There's now a plugin that claims to do this: https://wordpress.org/plugins/lh-native-lazy-loading/ I am going to give it a try.

Tim Kaye

Hmm, that plugin causes conflicts. I found it much more effective to use the 'wp_get_attachment_image_attributes' filter with conditionals and a counter on the front page and archive/category templates.

Daniele Scasciafratte

I don't think that we should add this support because is not a standard yet and is supported only by Chrome https://caniuse.com/#feat=loading-lazy-attr

So this will require also to include a polyfill for all the browser that doesn't support it, this mean a js file to include in all the pages.

Tim Kaye

@Daniele Scasciafratte: Why would it need a polyfill? Why couldn't it be implemented just so that those using Chrome get to take advantage? It doesn't make any difference to those using other browsers.

My main concerns, now that I've tried this out using a filter, are that:
(a) It actually doesn't do much for most sites. The main use case for this is mobile, but there isn't a mobile browser that supports it; and
(b) There is no clarity yet on whether this is going to become standardized. If not, we will be setting an awkward precedent for ourselves. And if some other standard is then set, we'll have to undo this and implement the new standard.

NyssaTheHobbit

Google has just released a plugin to do this: https://wordpress.org/plugins/native-lazyload/

"If the loading attribute is not supported by the browser, the plugin falls back to a JavaScript solution based on IntersectionObserver. For the case that JavaScript is disabled, but the loading attribute is supported by the browser, a noscript variant of the respective element will be added that also includes the loading attribute without any further changes."

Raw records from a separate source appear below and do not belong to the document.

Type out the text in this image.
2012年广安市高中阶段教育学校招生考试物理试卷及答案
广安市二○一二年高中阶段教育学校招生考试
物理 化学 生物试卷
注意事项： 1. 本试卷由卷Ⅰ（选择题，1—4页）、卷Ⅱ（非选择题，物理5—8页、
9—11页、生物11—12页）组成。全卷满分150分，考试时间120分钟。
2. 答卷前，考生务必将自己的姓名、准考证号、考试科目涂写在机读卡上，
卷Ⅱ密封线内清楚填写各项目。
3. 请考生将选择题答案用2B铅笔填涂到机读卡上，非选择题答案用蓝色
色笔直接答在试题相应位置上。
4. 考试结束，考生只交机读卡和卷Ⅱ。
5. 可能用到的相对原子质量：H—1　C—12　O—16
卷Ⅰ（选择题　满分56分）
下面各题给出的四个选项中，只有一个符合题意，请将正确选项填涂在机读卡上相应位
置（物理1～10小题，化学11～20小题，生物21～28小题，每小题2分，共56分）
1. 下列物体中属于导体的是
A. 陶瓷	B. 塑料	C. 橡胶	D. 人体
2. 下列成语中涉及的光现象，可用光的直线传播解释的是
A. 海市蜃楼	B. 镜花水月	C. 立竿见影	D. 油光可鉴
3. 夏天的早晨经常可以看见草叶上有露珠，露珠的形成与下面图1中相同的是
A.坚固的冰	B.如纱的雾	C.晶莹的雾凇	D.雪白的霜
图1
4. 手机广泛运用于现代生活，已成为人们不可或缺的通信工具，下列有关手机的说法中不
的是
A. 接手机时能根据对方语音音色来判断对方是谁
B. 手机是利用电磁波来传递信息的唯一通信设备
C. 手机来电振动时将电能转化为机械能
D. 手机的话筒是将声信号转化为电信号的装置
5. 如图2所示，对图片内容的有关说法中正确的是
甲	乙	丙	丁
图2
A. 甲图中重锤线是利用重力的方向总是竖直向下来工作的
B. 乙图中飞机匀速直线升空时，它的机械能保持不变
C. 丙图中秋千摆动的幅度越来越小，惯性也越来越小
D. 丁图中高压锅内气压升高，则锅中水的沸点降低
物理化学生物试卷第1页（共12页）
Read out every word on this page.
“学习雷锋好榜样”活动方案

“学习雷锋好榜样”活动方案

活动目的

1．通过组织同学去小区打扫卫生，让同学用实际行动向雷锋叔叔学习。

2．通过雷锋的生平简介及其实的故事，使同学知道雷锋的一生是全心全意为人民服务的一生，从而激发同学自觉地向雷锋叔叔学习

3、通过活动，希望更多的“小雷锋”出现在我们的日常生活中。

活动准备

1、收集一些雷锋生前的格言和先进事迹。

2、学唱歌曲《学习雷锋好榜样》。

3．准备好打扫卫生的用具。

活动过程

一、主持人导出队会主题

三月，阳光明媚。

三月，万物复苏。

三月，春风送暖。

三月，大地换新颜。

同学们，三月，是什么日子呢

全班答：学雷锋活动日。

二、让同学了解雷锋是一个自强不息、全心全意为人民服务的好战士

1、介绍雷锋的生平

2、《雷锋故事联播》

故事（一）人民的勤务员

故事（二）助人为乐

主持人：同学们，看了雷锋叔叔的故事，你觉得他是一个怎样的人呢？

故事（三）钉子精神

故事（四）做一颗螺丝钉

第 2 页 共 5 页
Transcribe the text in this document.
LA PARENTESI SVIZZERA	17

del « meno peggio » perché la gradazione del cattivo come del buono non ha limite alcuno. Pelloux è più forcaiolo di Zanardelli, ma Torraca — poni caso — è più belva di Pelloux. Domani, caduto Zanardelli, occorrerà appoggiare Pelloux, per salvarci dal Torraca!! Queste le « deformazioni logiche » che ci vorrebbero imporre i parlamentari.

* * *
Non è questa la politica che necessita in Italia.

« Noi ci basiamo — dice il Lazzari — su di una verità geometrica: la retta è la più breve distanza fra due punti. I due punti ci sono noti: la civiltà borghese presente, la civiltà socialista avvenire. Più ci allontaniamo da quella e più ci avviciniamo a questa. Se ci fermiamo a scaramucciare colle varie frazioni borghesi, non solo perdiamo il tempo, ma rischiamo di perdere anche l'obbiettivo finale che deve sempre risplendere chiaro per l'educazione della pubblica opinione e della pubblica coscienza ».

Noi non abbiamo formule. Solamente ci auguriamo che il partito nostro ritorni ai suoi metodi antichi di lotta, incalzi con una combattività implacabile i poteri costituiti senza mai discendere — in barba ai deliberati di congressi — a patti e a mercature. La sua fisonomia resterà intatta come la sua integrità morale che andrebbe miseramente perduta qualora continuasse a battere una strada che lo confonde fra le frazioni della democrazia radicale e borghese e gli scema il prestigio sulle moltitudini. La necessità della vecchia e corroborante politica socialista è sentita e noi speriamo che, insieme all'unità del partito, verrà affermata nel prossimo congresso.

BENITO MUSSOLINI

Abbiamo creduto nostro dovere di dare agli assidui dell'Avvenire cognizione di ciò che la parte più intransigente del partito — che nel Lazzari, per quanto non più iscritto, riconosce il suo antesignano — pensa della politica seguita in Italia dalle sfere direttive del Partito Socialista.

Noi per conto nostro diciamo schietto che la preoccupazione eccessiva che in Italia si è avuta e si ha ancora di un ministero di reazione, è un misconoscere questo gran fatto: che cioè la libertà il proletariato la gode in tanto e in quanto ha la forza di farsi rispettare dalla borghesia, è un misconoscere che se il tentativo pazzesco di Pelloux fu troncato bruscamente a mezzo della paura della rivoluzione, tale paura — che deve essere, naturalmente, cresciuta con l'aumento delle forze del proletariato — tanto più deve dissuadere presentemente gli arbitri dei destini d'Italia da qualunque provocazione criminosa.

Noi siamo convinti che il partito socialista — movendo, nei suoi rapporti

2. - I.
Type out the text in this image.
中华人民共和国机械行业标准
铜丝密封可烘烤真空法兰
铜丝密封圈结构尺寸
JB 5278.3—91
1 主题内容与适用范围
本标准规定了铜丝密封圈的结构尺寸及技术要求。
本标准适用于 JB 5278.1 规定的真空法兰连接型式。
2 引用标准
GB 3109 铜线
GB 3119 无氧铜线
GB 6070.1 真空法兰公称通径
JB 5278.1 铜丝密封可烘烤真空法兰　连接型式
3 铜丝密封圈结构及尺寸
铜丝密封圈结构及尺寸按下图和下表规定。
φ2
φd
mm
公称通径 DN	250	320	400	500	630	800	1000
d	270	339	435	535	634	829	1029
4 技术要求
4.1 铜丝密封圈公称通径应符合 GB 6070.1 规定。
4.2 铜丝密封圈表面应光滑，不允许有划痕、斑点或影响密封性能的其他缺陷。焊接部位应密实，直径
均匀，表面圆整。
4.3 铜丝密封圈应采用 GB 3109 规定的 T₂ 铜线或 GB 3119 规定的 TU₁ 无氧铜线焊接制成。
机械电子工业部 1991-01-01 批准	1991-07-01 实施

WP-Tavern reports that it's been causing a significant improvement in load time.

NyssaTheHobbit

Update: I just installed the plugin on both my sites and disabled BJ-Lazy Load. So far, it's working fine. I haven't seen a change in load speed on online testers, but when I test it on my browsers, it appears to be working better than before.

NyssaTheHobbit

Now that they fixed a conflict with Autoptimize, I am seeing a difference in load times, especially Chrome vs. Firefox. I finally see A's and B's in my First Byte score. :)

1stepforward

My tuppence worth: I wouldn't be in favour of adding any "non-standard standard" to the core. Adding non-standard code that only Chrome can utilise could be perceived as an endorsement for Chrome.

zigpress

I'd like any automatic addition of HTML attributes to wait until they are an official standard.